Questions fréquentes
Un employeur peut-il contacter un salarié en arrêt maladie ?
L’employeur peut contacter le salarié pour des questions purement administratives (transmission de documents, information sur la subrogation). En revanche, il ne peut pas exiger de prestations de travail ni exercer de pression pour accélérer le retour. Les appels répétés ou les e-mails insistants demandant des comptes rendus d’activité pendant l’arrêt peuvent constituer un harcèlement moral au sens de la jurisprudence. Le salarié n’est pas tenu de répondre aux sollicitations relatives au travail mais a intérêt à répondre aux demandes administratives légitimes pour éviter de fournir un prétexte disciplinaire.
L’arrêt maladie repousse-t-il la période d’essai ?
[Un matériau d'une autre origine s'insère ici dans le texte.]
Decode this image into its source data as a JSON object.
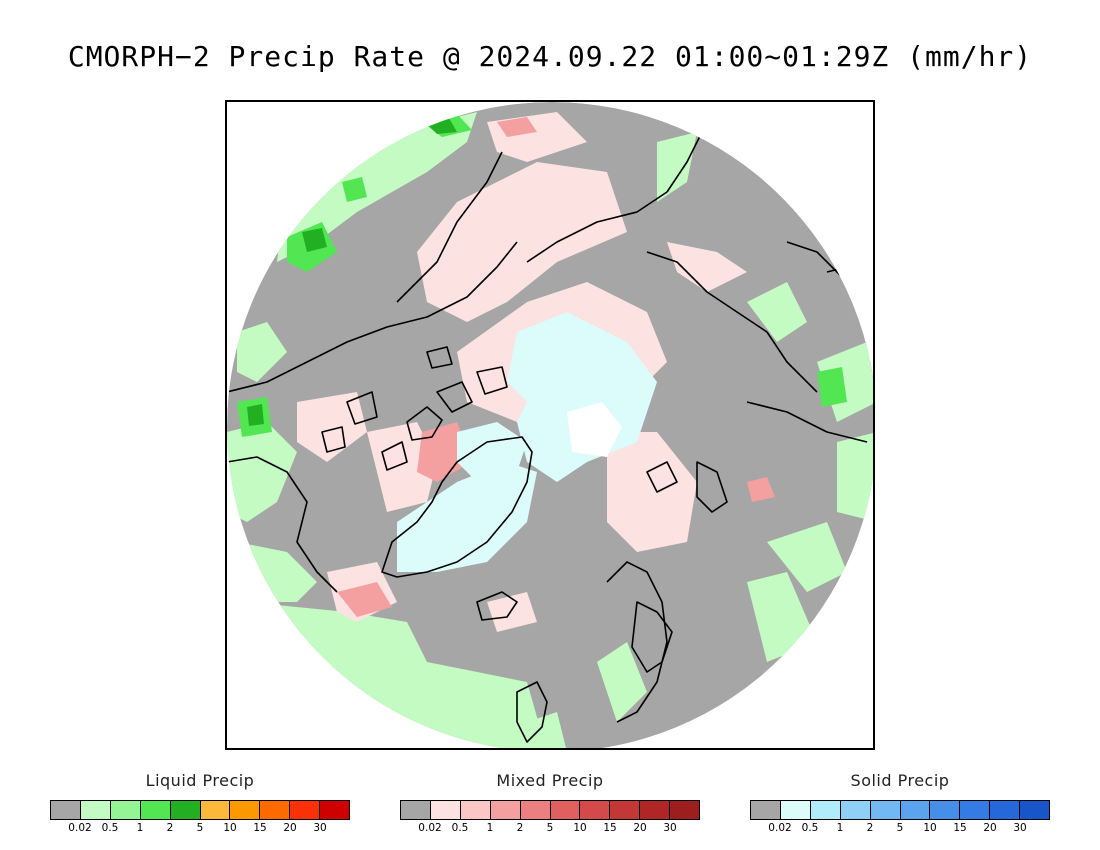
{
  "title": "CMORPH−2 Precip Rate @ 2024.09.22 01:00~01:29Z (mm/hr)",
  "legends": [
    {
      "id": "liquid",
      "title": "Liquid Precip",
      "ticks": [
        "0.02",
        "0.5",
        "1",
        "2",
        "5",
        "10",
        "15",
        "20",
        "30"
      ],
      "colors": [
        "#a6a6a6",
        "#c3fbc3",
        "#93f593",
        "#53e653",
        "#22b022",
        "#fcb83a",
        "#fc9900",
        "#fc6a00",
        "#fa3008",
        "#cf0000"
      ]
    },
    {
      "id": "mixed",
      "title": "Mixed Precip",
      "ticks": [
        "0.02",
        "0.5",
        "1",
        "2",
        "5",
        "10",
        "15",
        "20",
        "30"
      ],
      "colors": [
        "#a6a6a6",
        "#fde2e2",
        "#fbc6c6",
        "#f4a0a0",
        "#ec7f7f",
        "#e06060",
        "#d44a4a",
        "#c33737",
        "#b02626",
        "#9c1e1e"
      ]
    },
    {
      "id": "solid",
      "title": "Solid Precip",
      "ticks": [
        "0.02",
        "0.5",
        "1",
        "2",
        "5",
        "10",
        "15",
        "20",
        "30"
      ],
      "colors": [
        "#a6a6a6",
        "#dcfcfc",
        "#b0ecf9",
        "#8fd0f6",
        "#72b8f2",
        "#5aa4ef",
        "#458fe9",
        "#347be3",
        "#2468d9",
        "#1755c9"
      ]
    }
  ]
}
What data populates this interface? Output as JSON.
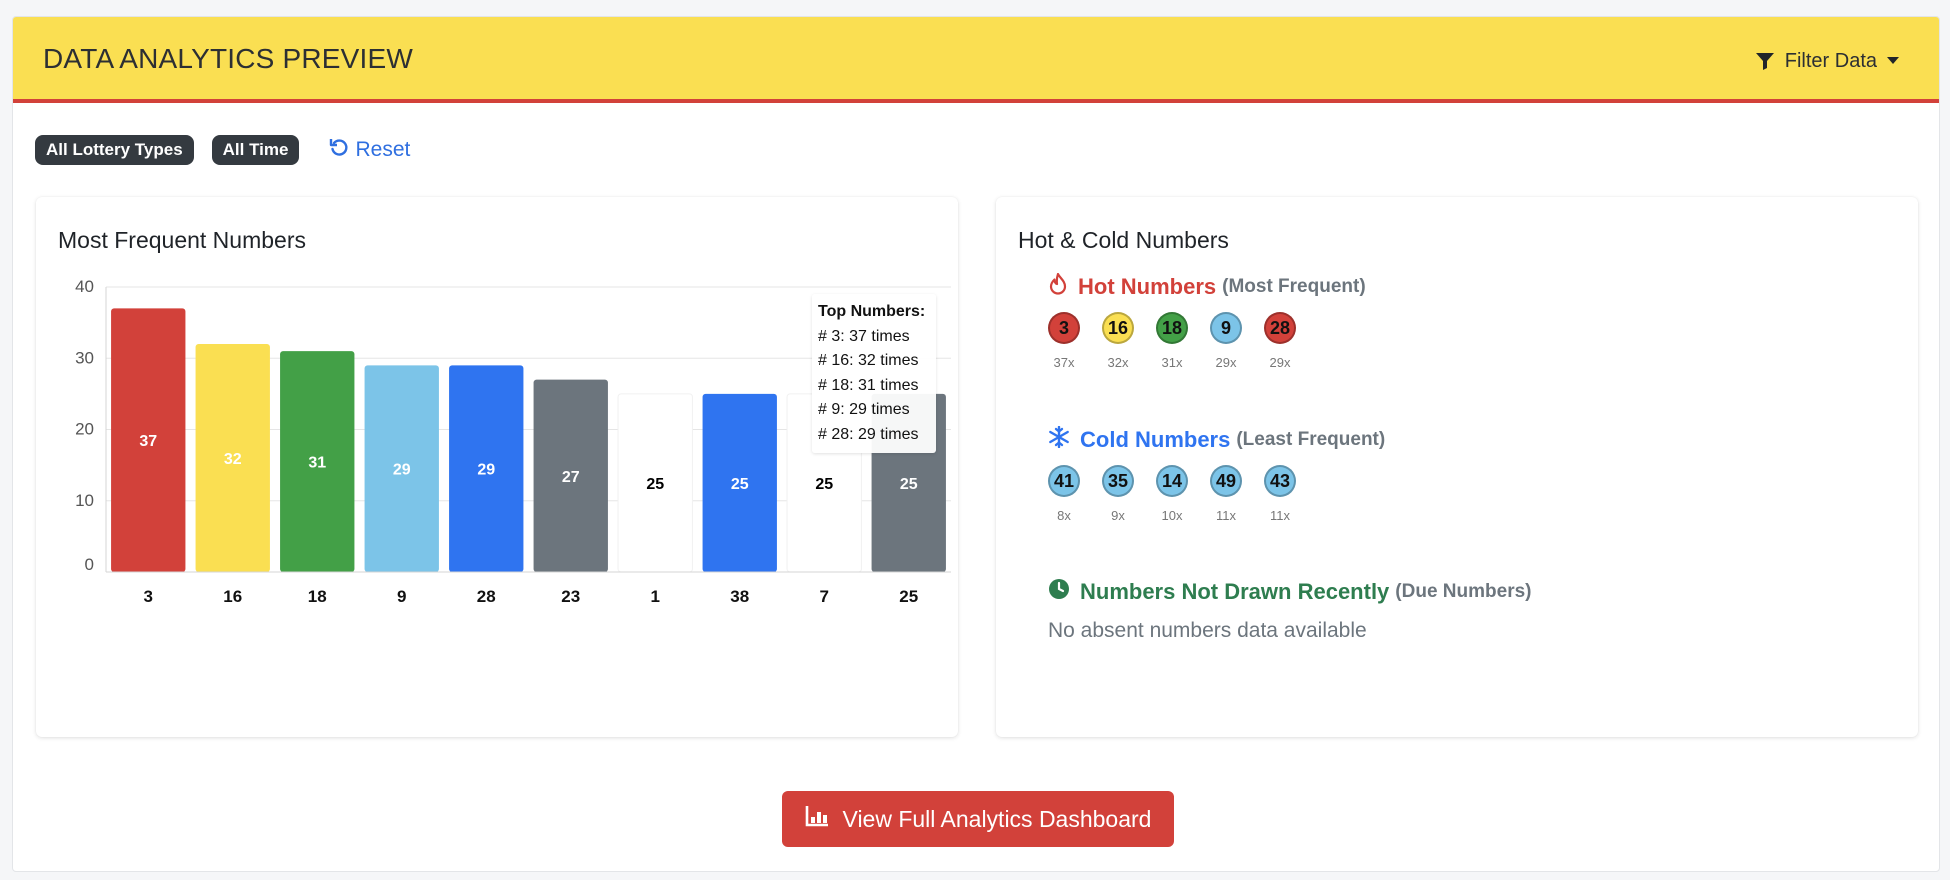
{
  "header": {
    "title": "DATA ANALYTICS PREVIEW",
    "filter_label": "Filter Data"
  },
  "filters": {
    "chips": [
      "All Lottery Types",
      "All Time"
    ],
    "reset_label": "Reset"
  },
  "frequent_card": {
    "title": "Most Frequent Numbers"
  },
  "chart_data": {
    "type": "bar",
    "categories": [
      "3",
      "16",
      "18",
      "9",
      "28",
      "23",
      "1",
      "38",
      "7",
      "25"
    ],
    "values": [
      37,
      32,
      31,
      29,
      29,
      27,
      25,
      25,
      25,
      25
    ],
    "colors": [
      "#d2413a",
      "#fadf52",
      "#43a047",
      "#7cc4e8",
      "#2f74f0",
      "#6c757d",
      "#ffffff",
      "#2f74f0",
      "#ffffff",
      "#6c757d"
    ],
    "label_colors": [
      "#ffffff",
      "#ffffff",
      "#ffffff",
      "#ffffff",
      "#ffffff",
      "#ffffff",
      "#000000",
      "#ffffff",
      "#000000",
      "#ffffff"
    ],
    "ylim": [
      0,
      40
    ],
    "yticks": [
      "0",
      "10",
      "20",
      "30",
      "40"
    ],
    "grid": true,
    "title": "",
    "xlabel": "",
    "ylabel": ""
  },
  "tooltip": {
    "title": "Top Numbers:",
    "lines": [
      "# 3: 37 times",
      "# 16: 32 times",
      "# 18: 31 times",
      "# 9: 29 times",
      "# 28: 29 times"
    ]
  },
  "hotcold_card": {
    "title": "Hot & Cold Numbers",
    "hot": {
      "label": "Hot Numbers",
      "sub": "(Most Frequent)",
      "color": "#d2413a",
      "icon": "fire-icon",
      "balls": [
        {
          "number": "3",
          "count": "37x",
          "color": "#d2413a"
        },
        {
          "number": "16",
          "count": "32x",
          "color": "#fadf52"
        },
        {
          "number": "18",
          "count": "31x",
          "color": "#43a047"
        },
        {
          "number": "9",
          "count": "29x",
          "color": "#7cc4e8"
        },
        {
          "number": "28",
          "count": "29x",
          "color": "#d2413a"
        }
      ]
    },
    "cold": {
      "label": "Cold Numbers",
      "sub": "(Least Frequent)",
      "color": "#2f74f0",
      "icon": "snowflake-icon",
      "balls": [
        {
          "number": "41",
          "count": "8x",
          "color": "#7cc4e8"
        },
        {
          "number": "35",
          "count": "9x",
          "color": "#7cc4e8"
        },
        {
          "number": "14",
          "count": "10x",
          "color": "#7cc4e8"
        },
        {
          "number": "49",
          "count": "11x",
          "color": "#7cc4e8"
        },
        {
          "number": "43",
          "count": "11x",
          "color": "#7cc4e8"
        }
      ]
    },
    "due": {
      "label": "Numbers Not Drawn Recently",
      "sub": "(Due Numbers)",
      "color": "#2e7d4f",
      "icon": "clock-icon",
      "message": "No absent numbers data available"
    }
  },
  "cta": {
    "label": "View Full Analytics Dashboard",
    "icon": "chart-icon"
  }
}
La période d’essai est prolongée de la durée de l’absence pour maladie. Si un salarié en période d’essai de 4 mois est en arrêt pendant 3 semaines, la période d’essai est repoussée de 3 semaines. Cette règle s’applique automatiquement, sans formalisme particulier. L’employeur conserve le droit de rompre la période d’essai pendant l’arrêt, à condition que la rupture ne soit pas motivée par l’état de santé du salarié. La preuve du motif réel incombe à l’employeur en cas de contestation.
Comment est calculée l’ancienneté pendant un arrêt maladie non professionnel ?
La période d’arrêt maladie d’origine non professionnelle ne compte pas dans le calcul de l’ancienneté, sauf disposition conventionnelle contraire. Cette règle a un impact direct sur le calcul de l’indemnité de licenciement, des droits à congés d’ancienneté et du positionnement dans les grilles salariales liées à l’ancienneté. Pour un arrêt d’origine professionnelle (accident du travail, maladie professionnelle), la période est intégralement prise en compte dans l’ancienneté. Cette différence de traitement est une raison supplémentaire de faire reconnaître le caractère professionnel d’une pathologie lorsque les conditions sont réunies.
Peut-on cumuler un arrêt maladie avec un congé parental ?
Un salarié en congé parental qui tombe malade ne perçoit pas d’IJSS, car le contrat est déjà suspendu au titre du congé parental. En revanche, si la maladie survient avant le début du congé parental, le salarié peut bénéficier des IJSS jusqu’au début effectif du congé. Le point technique important concerne l’acquisition des congés payés : depuis 2024, les périodes d’arrêt maladie ouvrent droit à congés même pendant un congé parental, ce qui peut modifier le solde de jours disponibles à la reprise. La situation inverse, un arrêt maladie débutant pendant un congé parental à temps partiel, ouvre droit aux IJSS calculées sur le salaire à temps partiel effectif.
Le médecin du travail peut-il prolonger ou raccourcir un arrêt maladie ?
Le médecin du travail n’a pas le pouvoir de prescrire, prolonger ou interrompre un arrêt maladie. Son rôle se limite à évaluer l’aptitude du salarié à son poste lors de la visite de reprise. Seul le médecin traitant (ou un médecin de ville) prescrit et renouvelle les arrêts. En revanche, le médecin du travail peut déclencher une visite de pré-reprise pendant l’arrêt, à la demande du salarié, du médecin traitant ou de la CPAM, pour préparer les conditions de retour (aménagement de poste, reclassement, temps partiel thérapeutique). Cette visite est recommandée pour les arrêts de plus de 30 jours, car elle permet d’anticiper les difficultés au lieu de les découvrir le jour de la reprise.